OpenAI released its open-weight model, gpt-oss, today. It comes in two sizes, 120B and 20B, the latter of which runs briskly on my Mac Studio. I’m sure I’ll have more impressions as I use it in anger over the next few weeks, but here’s my initial thoughts:


Inference efficiency and speed is improving dramatically lately.

Both gpt-oss and Qwen3-30B-A3B use a mixture-of-experts design that only runs 4B and 3B parameters (respectively, at lest for gpt-oss’ 20B model) when generating tokens. This design is FAST. Go visit OpenRouter and try chatting with gpt-oss. It’ll knock your socks off.

How fast is gpt-oss? Claude Sonnet 4 outputs 55 tokens per second. Running on Groq, gpt-oss 120B hits more than 500 tokens a second. The 20B model? 1,200 tokens a second.


I’m more confident that small models are going to power the bulk of agent functions.

There’s two schools of thought when it comes to agent building.

Some people think you should shove your entire task into a giant model and let it sort it out, with plenty of thinking. It’s expensive, it’s slow, but it (allegedly) requires less upfront work.

Others think you should design your task, in composable steps, where you can measure the accuracy of each step. For most steps, you only need a small model! You don’t need o3 to churn through 3 minutes of tokens to summarize an email body or detect sentiment.

I fall in the latter group. Building compound AI agents and pipelines is cheaper, more accountable, more maintainable… And lends itself to the bulk of the work being done by small, fast models like gpt-oss. And given gpt-oss’ impressive performance, only a small percentage of tasks will end up being routed to giant models. And why would you, when models like gpt-oss are +10x faster?


OpenAI just played a big regulatory card.

Yesterday, the top 5 open models on Artificial Analysis’s leaderboard were from China. Once they evaluate gpt-oss, I’ll be shocked if the US doesn’t have a player in the top two.


It’s astoundingly good, but not perfect.

Based just on today’s usage, gpt-oss is likely my default local model. Its fast and really capable.

But it’s not the best writer. And without a search tool it’s not great on general knowledge benchmarks. Will it use tools as reliably as Kimi or Qwen? We’ll have to see (I’m eagerly awaiting Cline’s report on its agentic coding ability).


But here’s my biggest take-away: for general usage (not agentic coding, for example) the biggest advantage closed, non-local models have are their convenience – not their smarts. They’re always ready, they’re connecting to my documents, and have my common prompts stored. But with a little tuning, LM Studio can be there, too. And perhaps I’ll end up reaching for that first. And that’s crazy to consider.

Oh, one more wonky thing I love about gpt-oss: it has a clean Apache License. Well done!


Update

Artificial Analysis’ updated scores dropped and gpt-oss is the 3rd ranking open model, behind Qwen3 and DeepSeek:

But this is only half the picture. What really impressed me yesterday was gpt-oss’ speed.

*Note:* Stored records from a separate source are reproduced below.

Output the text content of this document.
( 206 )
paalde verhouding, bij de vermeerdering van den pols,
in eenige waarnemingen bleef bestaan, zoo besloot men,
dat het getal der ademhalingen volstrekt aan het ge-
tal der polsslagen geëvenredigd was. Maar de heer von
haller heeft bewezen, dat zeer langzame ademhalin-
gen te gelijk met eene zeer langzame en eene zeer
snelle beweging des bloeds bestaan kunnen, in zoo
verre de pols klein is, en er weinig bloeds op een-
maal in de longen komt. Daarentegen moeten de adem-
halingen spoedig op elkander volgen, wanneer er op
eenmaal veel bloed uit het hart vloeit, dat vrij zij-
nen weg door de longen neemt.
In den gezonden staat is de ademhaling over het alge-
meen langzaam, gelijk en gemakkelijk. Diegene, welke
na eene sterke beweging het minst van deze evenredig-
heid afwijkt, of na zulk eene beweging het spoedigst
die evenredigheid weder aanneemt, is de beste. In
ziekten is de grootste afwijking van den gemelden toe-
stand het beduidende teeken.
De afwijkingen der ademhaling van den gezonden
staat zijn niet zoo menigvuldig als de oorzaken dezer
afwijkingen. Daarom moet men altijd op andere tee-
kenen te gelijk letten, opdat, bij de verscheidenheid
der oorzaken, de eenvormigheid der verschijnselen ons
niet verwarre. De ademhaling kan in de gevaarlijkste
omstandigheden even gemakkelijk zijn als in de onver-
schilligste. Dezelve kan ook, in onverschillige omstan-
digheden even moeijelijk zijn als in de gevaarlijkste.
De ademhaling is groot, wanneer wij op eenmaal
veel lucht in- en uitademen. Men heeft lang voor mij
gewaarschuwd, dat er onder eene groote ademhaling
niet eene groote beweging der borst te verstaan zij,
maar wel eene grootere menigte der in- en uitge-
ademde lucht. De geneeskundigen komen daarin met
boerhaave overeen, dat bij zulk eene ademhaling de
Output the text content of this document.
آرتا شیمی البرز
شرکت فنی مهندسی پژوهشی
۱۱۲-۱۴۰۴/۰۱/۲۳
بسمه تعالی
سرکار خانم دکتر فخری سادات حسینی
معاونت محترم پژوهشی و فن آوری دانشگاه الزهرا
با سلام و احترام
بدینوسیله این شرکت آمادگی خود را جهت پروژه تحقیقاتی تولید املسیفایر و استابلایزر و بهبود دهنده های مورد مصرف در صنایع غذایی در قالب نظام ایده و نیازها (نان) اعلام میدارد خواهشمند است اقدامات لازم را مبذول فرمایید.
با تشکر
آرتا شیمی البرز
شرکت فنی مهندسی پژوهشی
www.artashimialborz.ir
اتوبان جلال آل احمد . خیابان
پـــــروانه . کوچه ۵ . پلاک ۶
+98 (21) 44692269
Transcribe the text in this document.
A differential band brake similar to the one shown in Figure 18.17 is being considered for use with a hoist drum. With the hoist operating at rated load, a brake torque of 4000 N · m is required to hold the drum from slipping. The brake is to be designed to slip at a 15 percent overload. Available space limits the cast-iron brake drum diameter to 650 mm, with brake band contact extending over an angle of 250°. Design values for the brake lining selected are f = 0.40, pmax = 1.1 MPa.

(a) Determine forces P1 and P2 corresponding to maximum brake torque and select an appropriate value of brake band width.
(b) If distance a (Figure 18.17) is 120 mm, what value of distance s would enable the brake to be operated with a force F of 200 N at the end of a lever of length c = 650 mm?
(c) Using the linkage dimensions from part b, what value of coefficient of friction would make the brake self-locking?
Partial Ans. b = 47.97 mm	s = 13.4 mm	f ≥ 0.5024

And this stat sets it apart here:

gpt-oss 120B is 4 times as fast as Qwen3 and 10 times faster than DeepSeek.

And look at the 20B model! It’s on an island, by itself, delivering GPT-4.1-beating scores at 5 times the speed.

Sure, standard caveats about thinking time and benchmark gaming apply – but to me this reminds me of how ARC-AGI had to add a cost metric to their benchmarks after o3 demonstrated brute-force reasoning could top the charts. gpt-oss is so fast, while meeting a baseline of quality, it alone is an argument that all benchmarks should report speed of task completion alongside performance scores.